A Câmara Municipal de Belo Horizonte deu um passo significativo nesta segunda-feira (13) ao aprovar, em votação de primeiro turno, o Projeto de Lei 633/2025. A proposta visa instituir o Programa de Combate à Cristofobia na capital mineira, com o intuito de estabelecer políticas públicas e aplicar sanções administrativas contra atos de discriminação e violência direcionados à fé cristã, uma medida que já acendeu intenso debate entre os parlamentares e a sociedade.
Detalhes da Proposta e o Conceito de 'Cristofobia'
De autoria do vereador Irlan Melo (PL), o texto legislativo recebeu 31 votos favoráveis, quatro contrários e quatro abstenções. O projeto estabelece a proibição de manifestações hostis, sejam elas diretas ou indiretas, explícitas ou implícitas, verbais, escritas ou físicas, contra os símbolos e adeptos da fé cristã. Conforme a justificativa do autor, o termo 'cristofobia' é empregado para designar o preconceito, a discriminação ou a violência direcionados a indivíduos, grupos ou instituições por sua crença cristã, configurando-se, segundo a proposição, como uma ameaça à liberdade religiosa e aos direitos humanos fundamentais.
Ações e Mecanismos de Proteção Previstos
A iniciativa concede à Prefeitura de Belo Horizonte a prerrogativa de criar um banco de dados dedicado ao registro e monitoramento de ocorrências relacionadas à cristofobia. O programa também prevê a promoção de estudos e pesquisas sobre a incidência desses episódios, bem como a implementação de ações para fomentar o respeito e a proteção dos cristãos, com atenção especial a comunidades evangélicas e outros grupos religiosos considerados vulneráveis. Estão contempladas ainda campanhas educativas, iniciativas de conscientização, mecanismos para recebimento de denúncias e acolhimento às vítimas, além do incentivo ao diálogo inter-religioso e à valorização da diversidade de crenças na cidade.

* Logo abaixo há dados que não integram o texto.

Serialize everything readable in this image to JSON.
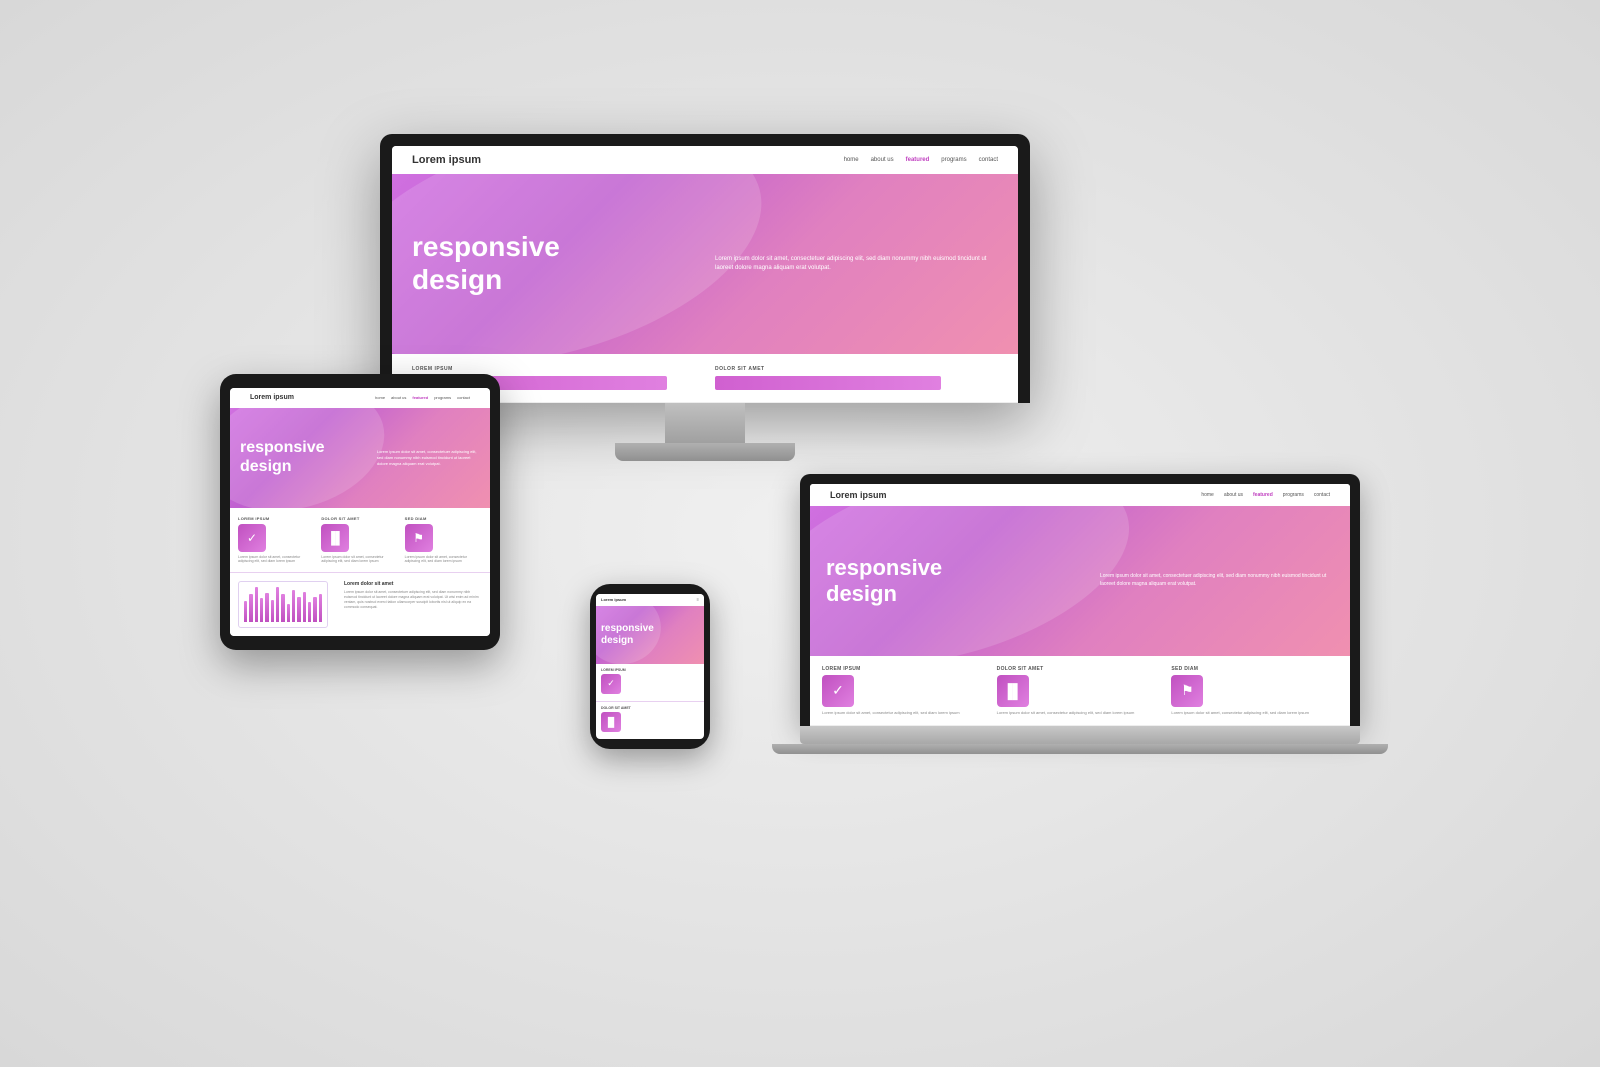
{
  "site": {
    "logo": "Lorem ipsum",
    "nav": {
      "links": [
        "home",
        "about us",
        "featured",
        "programs",
        "contact"
      ]
    },
    "hero": {
      "title_line1": "responsive",
      "title_line2": "design",
      "body_text": "Lorem ipsum dolor sit amet, consectetuer adipiscing elit, sed diam nonummy nibh euismod tincidunt ut laoreet dolore magna aliquam erat volutpat."
    },
    "sections": [
      {
        "label": "LOREM IPSUM"
      },
      {
        "label": "DOLOR SIT AMET"
      }
    ],
    "features": [
      {
        "label": "LOREM IPSUM",
        "icon": "✓"
      },
      {
        "label": "DOLOR SIT AMET",
        "icon": "📊"
      },
      {
        "label": "SED DIAM",
        "icon": "⚑"
      }
    ],
    "chart_section": {
      "title": "Lorem dolor sit amet",
      "body": "Lorem ipsum dolor sit amet, consectetuer adipiscing elit, sed diam nonummy nibh euismod tincidunt ut laoreet dolore magna aliquam erat volutpat. Ut wisi enim ad minim veniam, quis nostrud exerci tation ullamcorper suscipit lobortis nisl ut aliquip ex ea commodo consequat."
    }
  },
  "bars": [
    20,
    28,
    35,
    25,
    30,
    22,
    35,
    28,
    18,
    32,
    25,
    30,
    20,
    25,
    28
  ]
}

Sanções Administrativas e o Contexto Legal Brasileiro
O projeto prevê a imposição de multas a pessoas físicas e jurídicas que pratiquem atos classificados como cristofobia. As penalidades podem ser aplicadas a indivíduos, empresas, organizadores de eventos, camarotes e blocos carnavalescos que promovam ações tidas como discriminatórias ou ofensivas à fé cristã. A multa inicial estipulada é de R$ 4,5 mil, com a possibilidade de ser aumentada em casos de reincidência.
É imperativo ressaltar que a proposta municipal não visa instituir um novo tipo penal no Código Penal brasileiro, que é de competência exclusiva da União. A legislação proposta restringe-se ao âmbito administrativo, estabelecendo sanções e políticas públicas no contexto da cidade. Crimes relacionados à intolerância religiosa já são abrangidos pela legislação federal, notadamente pela Lei nº 7.716/1989, que coíbe a discriminação por motivo de religião, raça, cor, etnia ou procedência nacional, garantindo a liberdade de crença, um direito fundamental assegurado pela Constituição Federal de 1988.
Debate Parlamentar e Próximas Etapas
A proposição legislativa gerou discussões acaloradas entre os vereadores da capital. Seus defensores argumentam que o projeto se configura como um instrumento vital para a proteção da liberdade religiosa, respondendo a um que eles percebem como aumento de hostilidades contra cristãos em diferentes espaços públicos e culturais. Em contrapartida, os críticos questionam a necessidade de uma legislação específica para um único grupo religioso, uma vez que o ordenamento jurídico brasileiro já possui mecanismos para punir amplamente a intolerância religiosa, independentemente da fé professada.
Para que se torne lei, o Projeto de Lei 633/2025 ainda necessita de aprovação em segundo turno pela Câmara Municipal. Após essa etapa, o texto será encaminhado para análise do Executivo municipal, que terá a prerrogativa de sancioná-lo integralmente ou vetá-lo, parcial ou totalmente.